U. Hörmann, J. Kraus, M. Gruber, C. Schuhmair, T. Linderl, S. Grob, S. Kapfinger, K. Klein, M. Stutzmann, H. J. Krenner, W. Brütting

Physical Review B 88, 235307 (2013) DOI: Physical Review B


Owing to the excitonic nature of photoexcitations in organic semiconductors, the working mechanism of organic solar cells relies on the donor-acceptor (D/A) concept enabling photoinduced charge transfer at the interface between two organic materials with suitable energy-level alignment. However, the introduction of such a heterojunction is accompanied by additional energy losses compared to an inorganic homojunction cell due to the presence of a charge-transfer (CT) state at the D/A interface. By careful examination of planar heterojunctions of the molecular semiconductors diindenoperylene (DIP) and C60 we demonstrate that three different analysis techniques of the temperature dependence of solar-cell characteristics yield reliable values for the effective photovoltaic energy gap at the D/A interface. The retrieved energies are shown to be consistent with direct spectroscopic measurements and the D/A energy-level offset determined by photoemission spectroscopy.
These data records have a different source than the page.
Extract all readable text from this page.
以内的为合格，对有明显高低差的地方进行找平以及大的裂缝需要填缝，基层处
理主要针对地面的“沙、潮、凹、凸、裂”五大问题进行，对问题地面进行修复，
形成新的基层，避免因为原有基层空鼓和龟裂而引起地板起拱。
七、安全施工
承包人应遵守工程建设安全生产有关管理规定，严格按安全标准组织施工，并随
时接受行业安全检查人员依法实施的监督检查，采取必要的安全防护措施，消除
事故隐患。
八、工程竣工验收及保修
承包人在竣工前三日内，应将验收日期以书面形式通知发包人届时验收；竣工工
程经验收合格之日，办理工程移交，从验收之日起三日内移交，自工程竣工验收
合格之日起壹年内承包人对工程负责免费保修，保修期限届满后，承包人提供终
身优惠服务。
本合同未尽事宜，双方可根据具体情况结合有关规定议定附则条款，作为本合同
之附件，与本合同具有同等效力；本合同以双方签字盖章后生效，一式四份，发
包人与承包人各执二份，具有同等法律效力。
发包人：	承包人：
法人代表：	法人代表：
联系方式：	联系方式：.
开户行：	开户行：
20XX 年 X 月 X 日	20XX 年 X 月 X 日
Furthermore, we verify the widespread assumption that the activation energy of the dark saturation current ∆E and the CT energy ECT may be regarded as identical. The temperature-dependent analysis of open-circuit voltage VOC and dark saturation current is then applied to a variety of molecular planar heterojunctions. The congruency of ∆E and ECT is again found for all material systems with the exception of copper phthalocyanine/C60 . The general rule of thumb for organic semiconductor heterojunctions, that VOC at room temperature is roughly half a volt below the CT energy, is traced back to comparable intermolecular electronic coupling in all investigated systems.